Every week, I will shine the spotlight on some of the best storytelling in the business and offer my comments. “3 Great Stories of the Week” will post every Monday at 8 AM.
Towards the end of last week’s podcast with KDVR photojournalist Anne Herbst, the two-time NPPA Regional Photographer of the Year offered this piece of advice to young journalists about storytelling:
“I’ll get these really wonderfully shot stories … and I don’t care about them at all because there’s not a compelling person,” Herbst said. “You can have all these pretty shots of mountains and sunsets, but in the end what you remember is the person and the story.”
With that in mind, I selected several stories this week that thrived because they found a great person within them. The authors do not provide a whole lot of flair in their storytelling; instead, they let their characters do most of the talking. And because they do, their stories shine.
(Oh, and if that’s not your bag, I also chose an enjoyable, semi-fascinating story about cereal boxes …)
But this story is as good as they come.
Reporter Sara Celi mostly hangs in the background here, putting the focus on the people of Bethel Acres, specifically a staff sergeant of the Air Force who walks stoically at the start of the story, clutching an American flag in his hand.
His name is Alan Burch. His quest, to hang and fly the flag in the middle of the wreckage, is beautiful — as is the show of support from the community members who aid him.
Photographer Norris Kyles documents the action step by step as Burch and his team accomplish their mission. Then he cuts to a shot of Burch saluting Old Glory. In that shot, Burch’s trademark stoicism gives way to a swell of pride in his eyes. It’s a touching moment.
Man carries sign and smile for local car wash (5/8/13, WKYT-TV): I wish the headline of this story did a better job of conveying the beauty behind it.
Yes, this story is about a man — named Derald, and unwilling to give his last name — who causes commotion on a Lexington intersection advertising with a sandwich board for a local car wash.
Yes, Derald does indeed carry a smile.
But he truly shines as a character when we hear about his history: he was homeless for a long while, but he relentlessly pursued employment until he finally got a chance.
Kudos to reporter Kristen Kennedy and photojournalist John Wilson for crafting a lovely story that celebrates perseverance and empathy.
The mysteries of the cereal box (5/28/13, The New Republic): OK, no characters here … unless you count Tony the Tiger and Toucan Sam.

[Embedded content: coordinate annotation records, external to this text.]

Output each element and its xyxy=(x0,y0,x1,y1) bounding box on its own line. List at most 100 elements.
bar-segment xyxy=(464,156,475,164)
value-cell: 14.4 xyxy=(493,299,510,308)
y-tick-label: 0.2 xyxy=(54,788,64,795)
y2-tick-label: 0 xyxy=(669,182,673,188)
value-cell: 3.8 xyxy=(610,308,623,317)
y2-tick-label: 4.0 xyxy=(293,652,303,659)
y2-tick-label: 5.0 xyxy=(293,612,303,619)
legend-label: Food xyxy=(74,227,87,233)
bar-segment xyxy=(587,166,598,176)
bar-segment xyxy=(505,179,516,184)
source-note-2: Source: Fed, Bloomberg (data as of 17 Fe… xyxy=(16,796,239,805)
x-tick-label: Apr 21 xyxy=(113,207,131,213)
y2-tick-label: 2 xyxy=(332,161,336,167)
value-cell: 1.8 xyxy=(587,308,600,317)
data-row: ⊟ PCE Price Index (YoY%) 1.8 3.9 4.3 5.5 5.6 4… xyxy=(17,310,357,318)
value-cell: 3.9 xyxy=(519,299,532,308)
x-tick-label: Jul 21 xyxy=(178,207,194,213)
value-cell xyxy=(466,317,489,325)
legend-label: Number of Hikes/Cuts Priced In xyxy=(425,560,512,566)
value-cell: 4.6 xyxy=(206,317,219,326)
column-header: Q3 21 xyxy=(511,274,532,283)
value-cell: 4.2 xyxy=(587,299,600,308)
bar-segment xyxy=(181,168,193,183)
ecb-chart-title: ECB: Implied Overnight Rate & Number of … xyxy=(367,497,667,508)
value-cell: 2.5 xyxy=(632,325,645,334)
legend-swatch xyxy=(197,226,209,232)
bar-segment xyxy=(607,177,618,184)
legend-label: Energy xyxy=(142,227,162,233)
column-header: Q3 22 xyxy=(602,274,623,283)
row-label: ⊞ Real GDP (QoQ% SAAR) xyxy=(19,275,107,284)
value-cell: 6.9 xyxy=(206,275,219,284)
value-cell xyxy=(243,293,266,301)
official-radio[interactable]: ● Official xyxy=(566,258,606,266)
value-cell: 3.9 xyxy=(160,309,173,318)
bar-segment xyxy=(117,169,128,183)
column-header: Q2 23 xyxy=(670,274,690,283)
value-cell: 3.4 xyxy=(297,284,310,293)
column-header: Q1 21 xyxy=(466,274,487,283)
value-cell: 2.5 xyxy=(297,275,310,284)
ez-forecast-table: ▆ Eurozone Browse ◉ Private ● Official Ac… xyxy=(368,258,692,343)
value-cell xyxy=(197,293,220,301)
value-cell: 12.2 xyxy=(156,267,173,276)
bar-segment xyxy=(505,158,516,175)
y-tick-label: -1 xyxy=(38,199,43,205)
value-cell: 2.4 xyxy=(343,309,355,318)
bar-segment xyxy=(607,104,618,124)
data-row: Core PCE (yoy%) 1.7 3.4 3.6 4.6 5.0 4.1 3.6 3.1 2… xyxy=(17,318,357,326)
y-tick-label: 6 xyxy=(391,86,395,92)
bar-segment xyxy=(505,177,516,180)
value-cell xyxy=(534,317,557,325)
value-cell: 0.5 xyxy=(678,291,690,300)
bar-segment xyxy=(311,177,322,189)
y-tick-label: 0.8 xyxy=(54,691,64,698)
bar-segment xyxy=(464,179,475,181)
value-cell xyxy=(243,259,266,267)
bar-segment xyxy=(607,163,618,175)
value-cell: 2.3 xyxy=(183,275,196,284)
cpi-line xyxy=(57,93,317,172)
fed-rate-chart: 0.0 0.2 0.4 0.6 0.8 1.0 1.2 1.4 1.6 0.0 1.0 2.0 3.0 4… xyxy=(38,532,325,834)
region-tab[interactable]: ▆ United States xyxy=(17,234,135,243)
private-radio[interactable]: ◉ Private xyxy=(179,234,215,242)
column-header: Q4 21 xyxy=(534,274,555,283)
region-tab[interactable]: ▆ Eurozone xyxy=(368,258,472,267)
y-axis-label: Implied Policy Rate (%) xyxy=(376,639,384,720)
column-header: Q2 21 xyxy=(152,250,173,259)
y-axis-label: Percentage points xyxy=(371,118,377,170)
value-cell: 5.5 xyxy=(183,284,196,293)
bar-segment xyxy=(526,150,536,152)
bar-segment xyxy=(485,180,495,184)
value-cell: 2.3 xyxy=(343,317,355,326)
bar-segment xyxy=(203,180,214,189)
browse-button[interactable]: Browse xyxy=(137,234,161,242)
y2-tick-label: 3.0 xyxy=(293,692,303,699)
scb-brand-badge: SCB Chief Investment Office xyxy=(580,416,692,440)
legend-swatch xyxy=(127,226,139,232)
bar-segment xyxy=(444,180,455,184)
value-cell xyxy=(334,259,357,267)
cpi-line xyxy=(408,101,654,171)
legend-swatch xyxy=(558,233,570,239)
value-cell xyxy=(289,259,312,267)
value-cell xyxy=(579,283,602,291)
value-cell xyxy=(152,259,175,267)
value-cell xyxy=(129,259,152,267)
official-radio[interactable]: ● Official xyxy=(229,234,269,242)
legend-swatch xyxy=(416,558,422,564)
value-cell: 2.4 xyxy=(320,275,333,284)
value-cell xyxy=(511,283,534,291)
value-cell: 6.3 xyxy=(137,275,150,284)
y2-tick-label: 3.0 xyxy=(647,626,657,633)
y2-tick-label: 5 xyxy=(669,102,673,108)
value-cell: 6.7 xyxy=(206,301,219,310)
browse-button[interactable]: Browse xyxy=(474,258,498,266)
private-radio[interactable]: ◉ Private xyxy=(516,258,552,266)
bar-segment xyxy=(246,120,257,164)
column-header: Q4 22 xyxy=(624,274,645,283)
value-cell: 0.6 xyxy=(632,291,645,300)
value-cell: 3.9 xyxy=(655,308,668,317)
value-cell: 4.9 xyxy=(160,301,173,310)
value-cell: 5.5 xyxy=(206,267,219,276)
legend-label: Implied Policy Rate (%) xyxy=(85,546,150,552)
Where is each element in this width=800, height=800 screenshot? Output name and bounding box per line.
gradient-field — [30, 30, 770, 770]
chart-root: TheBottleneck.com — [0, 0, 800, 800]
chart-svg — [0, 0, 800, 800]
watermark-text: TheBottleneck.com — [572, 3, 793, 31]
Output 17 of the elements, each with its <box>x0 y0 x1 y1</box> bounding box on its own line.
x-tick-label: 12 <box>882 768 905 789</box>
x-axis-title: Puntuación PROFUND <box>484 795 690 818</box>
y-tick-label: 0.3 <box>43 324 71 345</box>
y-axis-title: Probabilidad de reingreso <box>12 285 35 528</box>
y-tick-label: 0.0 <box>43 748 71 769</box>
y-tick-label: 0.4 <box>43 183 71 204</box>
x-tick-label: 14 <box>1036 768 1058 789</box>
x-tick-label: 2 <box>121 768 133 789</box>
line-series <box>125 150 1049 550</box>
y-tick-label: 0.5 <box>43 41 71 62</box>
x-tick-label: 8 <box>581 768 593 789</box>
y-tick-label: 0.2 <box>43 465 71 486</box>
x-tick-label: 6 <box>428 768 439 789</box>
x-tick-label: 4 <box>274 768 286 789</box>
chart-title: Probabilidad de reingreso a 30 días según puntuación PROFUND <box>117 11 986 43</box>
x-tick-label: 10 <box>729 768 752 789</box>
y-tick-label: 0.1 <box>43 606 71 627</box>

Here’s some lighter fare to finish off this week’s 3 Great Stories: an inquisitive look at the two types of tops to cereal boxes, penned by master of minutiae Paul Lukas.
I am a sucker for stories that offer a detailed explanation to everyday items — call it a product of watching Seinfeld for the past two decades. Lukas not only product-tests the two types of tops — slotted and slot-less, in case you were wondering — but asks experts and develops hypotheses in the process. It’s an entertaining read, and you will probably reference it to your friends when looking for idle chatter.